Nothing else about the game gives me much cause to complain. The graphics are excellent, and the art design is suitable. The debris floating around in open space looks like it belongs there, with layers of insulation and metal and so forth. I may not know what actually goes into the construction of an orbital space station, but everything has a ring of authenticity to it that suggests that someone did a modicum of research on the subject. If they did, good for them for being diligent. If not, good for them for being lucky.
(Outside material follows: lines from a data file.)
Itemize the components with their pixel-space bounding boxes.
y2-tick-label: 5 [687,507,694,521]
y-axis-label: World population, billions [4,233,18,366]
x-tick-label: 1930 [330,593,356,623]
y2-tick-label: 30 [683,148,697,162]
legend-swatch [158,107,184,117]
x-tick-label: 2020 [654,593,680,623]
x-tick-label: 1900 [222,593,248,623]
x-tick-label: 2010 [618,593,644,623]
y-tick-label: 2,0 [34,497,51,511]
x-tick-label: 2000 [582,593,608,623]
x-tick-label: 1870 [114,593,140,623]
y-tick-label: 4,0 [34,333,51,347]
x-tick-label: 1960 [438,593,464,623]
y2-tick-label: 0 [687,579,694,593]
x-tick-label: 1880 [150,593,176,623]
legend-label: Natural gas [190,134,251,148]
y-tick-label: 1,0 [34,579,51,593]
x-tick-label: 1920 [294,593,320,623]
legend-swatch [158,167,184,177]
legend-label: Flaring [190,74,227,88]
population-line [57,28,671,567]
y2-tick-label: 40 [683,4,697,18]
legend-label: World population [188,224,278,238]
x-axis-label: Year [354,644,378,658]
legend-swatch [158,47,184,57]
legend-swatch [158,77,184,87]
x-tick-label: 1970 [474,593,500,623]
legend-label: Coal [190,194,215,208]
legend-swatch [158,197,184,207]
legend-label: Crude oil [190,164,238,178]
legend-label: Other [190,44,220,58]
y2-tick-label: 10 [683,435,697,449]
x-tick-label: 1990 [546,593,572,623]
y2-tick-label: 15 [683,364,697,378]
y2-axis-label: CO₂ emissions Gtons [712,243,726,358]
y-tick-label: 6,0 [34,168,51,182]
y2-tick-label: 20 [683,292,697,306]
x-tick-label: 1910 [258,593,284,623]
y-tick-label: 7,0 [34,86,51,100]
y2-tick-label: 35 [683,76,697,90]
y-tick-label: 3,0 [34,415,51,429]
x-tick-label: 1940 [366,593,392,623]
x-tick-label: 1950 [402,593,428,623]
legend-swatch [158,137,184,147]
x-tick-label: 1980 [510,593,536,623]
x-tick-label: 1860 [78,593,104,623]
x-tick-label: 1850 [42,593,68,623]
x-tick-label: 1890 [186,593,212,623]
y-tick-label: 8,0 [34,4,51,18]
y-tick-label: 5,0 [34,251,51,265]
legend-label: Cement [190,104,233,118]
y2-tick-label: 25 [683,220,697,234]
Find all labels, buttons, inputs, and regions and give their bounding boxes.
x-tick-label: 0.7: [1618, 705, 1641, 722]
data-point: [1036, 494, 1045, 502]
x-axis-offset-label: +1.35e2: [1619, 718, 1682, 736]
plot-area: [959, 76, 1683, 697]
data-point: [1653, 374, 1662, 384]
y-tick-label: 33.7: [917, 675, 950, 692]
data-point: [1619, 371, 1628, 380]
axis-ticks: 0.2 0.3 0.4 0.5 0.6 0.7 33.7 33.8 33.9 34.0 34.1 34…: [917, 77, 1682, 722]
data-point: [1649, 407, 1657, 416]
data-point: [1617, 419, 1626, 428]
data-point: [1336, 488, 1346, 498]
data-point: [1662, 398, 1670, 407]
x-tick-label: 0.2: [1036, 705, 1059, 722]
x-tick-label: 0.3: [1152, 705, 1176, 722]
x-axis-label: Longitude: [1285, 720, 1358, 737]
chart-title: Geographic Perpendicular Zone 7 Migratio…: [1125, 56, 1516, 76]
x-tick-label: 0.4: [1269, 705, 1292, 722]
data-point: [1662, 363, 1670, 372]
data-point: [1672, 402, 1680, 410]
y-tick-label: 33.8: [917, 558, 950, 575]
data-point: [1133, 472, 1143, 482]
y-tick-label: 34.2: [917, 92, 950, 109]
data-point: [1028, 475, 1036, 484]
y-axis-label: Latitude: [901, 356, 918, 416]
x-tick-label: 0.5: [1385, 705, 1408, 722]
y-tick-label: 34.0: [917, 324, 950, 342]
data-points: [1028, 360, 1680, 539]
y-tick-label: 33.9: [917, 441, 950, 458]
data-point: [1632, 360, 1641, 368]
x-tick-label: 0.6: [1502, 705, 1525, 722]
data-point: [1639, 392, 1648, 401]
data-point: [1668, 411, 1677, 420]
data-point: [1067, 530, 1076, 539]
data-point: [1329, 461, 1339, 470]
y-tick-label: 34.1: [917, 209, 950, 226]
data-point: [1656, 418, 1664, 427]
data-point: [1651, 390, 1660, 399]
The sound design is similarly well done. Most of the sounds you hear come from your radio and your character’s own breathing. I’d like to give a brief round of applause the the voice actors. They give some of the most convincing audio-log performances I’ve ever heard, and I’ve heard some good audio logs in my time.
The real star of the game is the controls, though. Traversing the station, trying to snag the odd air tanks as you pass by (and failing, and then flying back around for another pass) is genuinely interesting. Most of the game is spent trying to figure out the most efficient way to use your air supply to maintain your momentum without crashing into a bulkhead and springing a new leak in your suit, and it’s holding my attention so far. We’ll see if the story beats pick up enough to carry me forward when the mechanics start to wear thin.
Will I Keep DR1FTING?
In spite of what I wrote above, I am finding the backstories of the various characters interesting. I’m not in mortal danger, after all, and therefore have the luxury of caring about them. For the time being, I’ll press on and hope that the game does something more interesting than being an exquisite zero-G traversal simulator.
Is it the Dark Souls of FL04T1NG simulators?
Most walking simulators don’t test anything but my patience, but this one gives me pitch, roll and yaw controls in a claustrophobic, momentum-driven environment and expects me to avoid bumping my head on narrow doorways. It does that while demanding that I maintain my fuel supply or risk death.
With no enemies but time and the environment, it manages to keep me challenged and perpetually on the edge of doom.
A round of applause, please, for Three One Zero, developers of ADR1FT, because they’ve done the impossible: They created the Dark Souls of walking simulators.